Firstly, no one had ever called me smart before…not ever! I wasn’t sure how to respond, but I was embarrassed and I could feel my face flushed noticeably.
“I’ll make a deal with you” he said somewhat conspiratorially. Oh yeah, was my response, what sort of deal?
If you write one essay to my satisfaction, I’ll pass you in English and, who knows where that might take you he said cooly.
My skeptical and rather angry teenage self sneered, what’s to say you’ll keep your side of the bargain and I’ll be just wasting my time? He looked me in the eye and said that a deal was a deal and he would keep his side of the bargain, but that I had to keep mine as well and that this conversation was to go no further.
I warily agreed…cos’ after all I didn’t have a huge amount of trust for teachers given my challenges to date, but what did I have to lose? One easy assignment – how hard could that be I reasoned in my head.
The following week he gave me the topic, all I had to do was write a 500 word essay and hand it in the following week. Easiest class ever….right!
Actually I really tried to do a good job, and handed it on the day he asked.
The next day he came to another of my classes and asked the teacher if he could see me in the corridor.
I could see he was holding the essay in his hand, but all I can I see was “a sea of red ink”.
He reached out and handed the essay back to me and said there are a few things that you need to work on. “What? was my only response. He said we’d made a deal that if you completed the essay to “my satisfaction” then he would pass me, and right now he wasn’t satisfied, “was that not the case Mr Wallis?”.

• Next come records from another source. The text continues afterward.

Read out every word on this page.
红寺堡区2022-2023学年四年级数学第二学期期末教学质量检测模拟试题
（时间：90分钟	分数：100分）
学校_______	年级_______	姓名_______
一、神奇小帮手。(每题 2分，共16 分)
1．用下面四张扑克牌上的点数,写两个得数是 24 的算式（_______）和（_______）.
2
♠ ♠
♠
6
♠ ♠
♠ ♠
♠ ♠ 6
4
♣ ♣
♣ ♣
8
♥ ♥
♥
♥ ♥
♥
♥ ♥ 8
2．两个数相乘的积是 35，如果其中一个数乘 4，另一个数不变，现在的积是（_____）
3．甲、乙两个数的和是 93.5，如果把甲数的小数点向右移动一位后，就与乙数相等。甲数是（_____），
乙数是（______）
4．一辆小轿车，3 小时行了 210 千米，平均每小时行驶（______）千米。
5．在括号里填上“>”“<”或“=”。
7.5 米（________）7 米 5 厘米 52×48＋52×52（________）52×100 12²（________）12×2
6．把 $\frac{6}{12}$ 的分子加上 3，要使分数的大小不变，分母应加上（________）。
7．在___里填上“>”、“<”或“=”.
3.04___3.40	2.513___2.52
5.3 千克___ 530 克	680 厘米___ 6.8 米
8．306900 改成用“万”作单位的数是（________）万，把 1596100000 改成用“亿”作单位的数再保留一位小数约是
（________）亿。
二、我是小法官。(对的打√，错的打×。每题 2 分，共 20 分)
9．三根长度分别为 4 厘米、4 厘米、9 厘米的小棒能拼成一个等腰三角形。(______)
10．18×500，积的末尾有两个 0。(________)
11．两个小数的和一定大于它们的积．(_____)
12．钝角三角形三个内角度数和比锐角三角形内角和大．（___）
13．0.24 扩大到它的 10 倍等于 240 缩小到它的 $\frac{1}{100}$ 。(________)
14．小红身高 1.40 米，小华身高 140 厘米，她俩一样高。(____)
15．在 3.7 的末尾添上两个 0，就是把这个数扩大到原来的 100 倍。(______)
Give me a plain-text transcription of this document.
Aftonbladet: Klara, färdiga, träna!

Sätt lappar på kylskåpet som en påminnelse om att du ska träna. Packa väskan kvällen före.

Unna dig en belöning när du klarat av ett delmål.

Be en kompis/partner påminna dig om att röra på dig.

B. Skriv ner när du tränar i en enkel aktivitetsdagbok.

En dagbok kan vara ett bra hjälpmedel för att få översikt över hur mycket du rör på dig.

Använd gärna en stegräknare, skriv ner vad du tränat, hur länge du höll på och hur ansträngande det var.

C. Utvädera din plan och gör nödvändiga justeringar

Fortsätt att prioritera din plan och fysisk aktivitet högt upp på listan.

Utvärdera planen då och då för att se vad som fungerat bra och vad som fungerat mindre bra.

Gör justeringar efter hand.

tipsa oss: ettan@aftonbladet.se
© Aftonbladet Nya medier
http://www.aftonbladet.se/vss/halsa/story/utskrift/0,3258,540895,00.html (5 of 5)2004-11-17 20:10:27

Feeling a tad frustrated, but being a person of my word I begrudgingly took it back and redrafted it before handing it back in a couple of days later.
And so the cycle began, I ended up editing and submitting that essay five times before he accepted it as “complete and to his satisfaction”.
Throughout the editing process he began to show me how I could use words more effectively, and offered up some books that I could read so that I could see how other people wrote to get their stories across more effectively. As well, he encouraged me to read and loaned me a book to get started.
And although baby steps, it was a lifeline and even though I didn’t realize it at the time, he changed the trajectory of my life irrevocably.
Being called smart for the first time was like being pulled from the rip by a lifesaver at the very last moment before losing consciousness.
The merest glimmer was enough for me to realize that perhaps not all was lost, and that if I applied myself that maybe, just maybe I could “change the soundtrack of my life”.
In essence he gave me hope…
It truly was one of the greatest gifts anyone could give a desperately lost 14 year old boy in his quest for a better life.
It’s not often that a kid from the bush, buried in poverty, with a learning disability could rise to become a managing director at one of the largest and most prestigious consulting firms in the world.
And as they say, the rest is history! 🙂
2 Comments on "Lifeline…"
Elaine
April 6, 2019Both deeply touching and inspiring, Terrance. I have seen you work in action (and observed how to be a more calm and effective leader when remotely managing) and thus appreciate your journey, your acknowledgment of "teachers/guardian angels" and especially your courage and conviction. Thanks for sharing!